A small part, but a part nonetheless, in the Blues stumbling in the latter two games of their recent West Coast road trip was the power play. The unit converted just one of 10 opportunities in losses to Los Angeles and San Jose.
If returning home to face the New York Islanders, who had dropped seven straight games, seemed scrumptious, it was in part because the Isles brought the NHL’s last-place penalty-killing unit to town.

The Blues took advantage Thursday night at Scottrade Center, matching a season high with three power-play goals in a 5-1 win over the Islanders in front of a crowd of 14,152.

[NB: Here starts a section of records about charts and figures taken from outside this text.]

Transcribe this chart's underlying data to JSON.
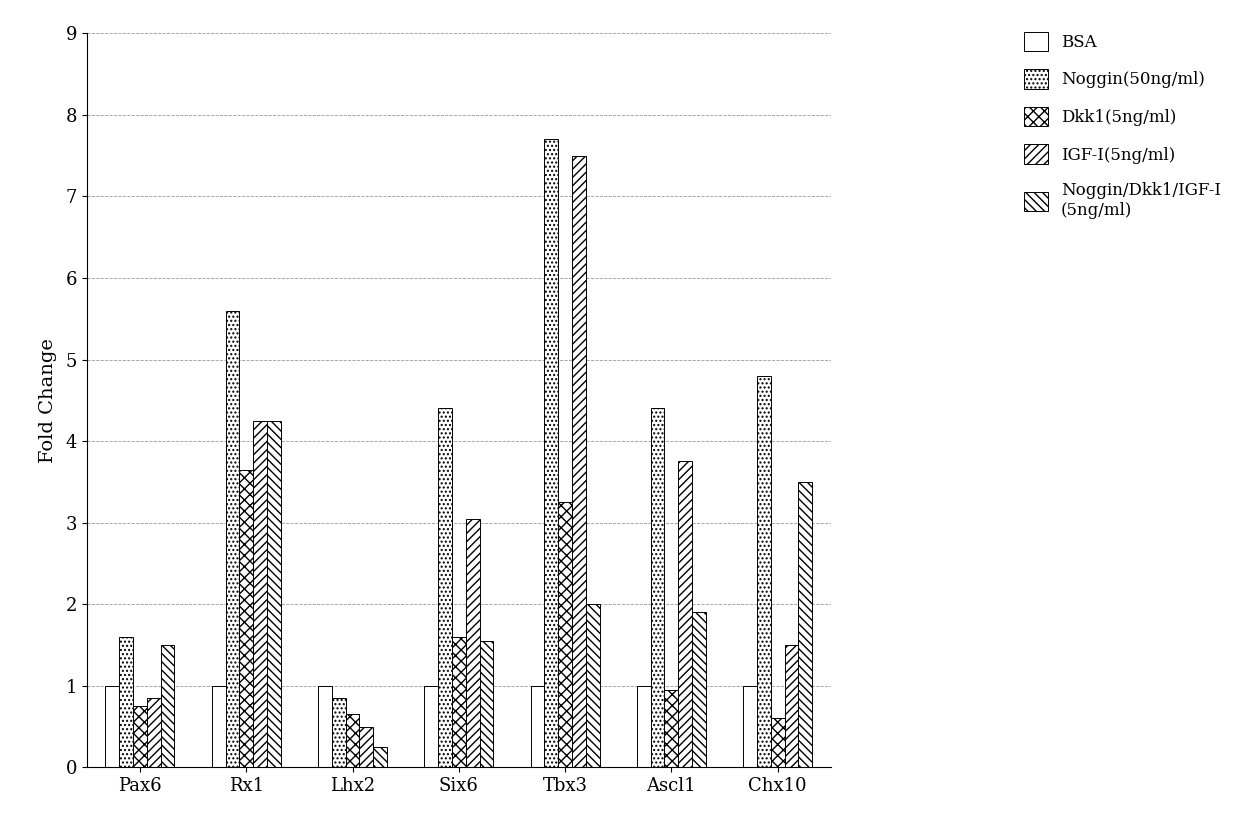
{
  "categories": [
    "Pax6",
    "Rx1",
    "Lhx2",
    "Six6",
    "Tbx3",
    "Ascl1",
    "Chx10"
  ],
  "series_labels": [
    "BSA",
    "Noggin(50ng/ml)",
    "Dkk1(5ng/ml)",
    "IGF-I(5ng/ml)",
    "Noggin/Dkk1/IGF-I\n(5ng/ml)"
  ],
  "values": [
    [
      1.0,
      1.0,
      1.0,
      1.0,
      1.0,
      1.0,
      1.0
    ],
    [
      1.6,
      5.6,
      0.85,
      4.4,
      7.7,
      4.4,
      4.8
    ],
    [
      0.75,
      3.65,
      0.65,
      1.6,
      3.25,
      0.95,
      0.6
    ],
    [
      0.85,
      4.25,
      0.5,
      3.05,
      7.5,
      3.75,
      1.5
    ],
    [
      1.5,
      4.25,
      0.25,
      1.55,
      2.0,
      1.9,
      3.5
    ]
  ],
  "ylabel": "Fold Change",
  "ylim": [
    0,
    9
  ],
  "yticks": [
    0,
    1,
    2,
    3,
    4,
    5,
    6,
    7,
    8,
    9
  ],
  "background_color": "#ffffff",
  "bar_width": 0.13,
  "figsize": [
    12.4,
    8.34
  ],
  "dpi": 100,
  "face_colors": [
    "white",
    "white",
    "white",
    "white",
    "white"
  ],
  "hatch_patterns": [
    "",
    "....",
    "xxx",
    "////",
    "\\\\\\\\"
  ],
  "edge_colors": [
    "black",
    "black",
    "black",
    "black",
    "black"
  ]
}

David Backes, Derek Roy and Jay Bouwmeester provided the pudding on the man-advantage, and with even-strength tallies by Magnus Paajarvi and Brenden Morrow, the club snapped its two-game losing streak.

“We played against two teams (LA and San Jose) that pressured the puck a lot, and we kind of over-complicated things,” said Blues defenseman Kevin Shattenkirk, who assisted on two of the team’s power-play goals Thursday, a night when the team went three for six. “We just got back to simple point shots, getting pucks to the net and winning those battles.”

Goaltender Jaroslav Halak made 22 saves — one with his mask — to pick up his 15th win of the season for the Blues, who will be back on the ice Saturday night when they host Anaheim.

There was a laundry list of reasons the club fell in LA and San Jose, but the power play left the team hung out to dry.

The Blues had owned the NHL’s top-ranked unit but “dropped” to No. 3 after the wipe out on the West Coast. But after Monday’s matchup against LA’s seventh-ranked PK unit, the team faced the No. 30 Islanders Thursday.

After New York’s Thomas Vanek went to the penalty box for interference midway through the first period, the Islanders nearly escaped without harm. But with one second left on the man-advantage, Blues defenseman Bouwmeester put a point shot past Isles goalie Anders Nilsson for a 1-0 lead with 8:13 left in the opening frame.

Halak was strong in the early going, thwarting off a few scoring chances by John Tavares and Co. But four minutes into the second period, a shot by Tavares caught Halak in the mask. The pressure of the puck hitting the mask caused his lip to split in a couple of spots, but with trainer Ray Barile able to stop the bleeding, Halak stayed in the game.

“You should have seen the other guy,” Halak joked after being asked about the cuts following the game.

The Blues received a penalty on that sequence, however, when Roy was whistled off for tripping. Late in that Islanders’ power play, defenseman Andrew MacDonald knotted the score 1-1 on a point shot of his own.

It remained a special-teams theme, perhaps leading Blues coach Ken Hitchcock moments later to make a prediction.

When New York’s Matt Martin was called for interference with 13:40 left in the second period, Fox Sports Midwest’s Bernie Federko asked Hitchcock how important the power play would be. His answer: it would determine the game.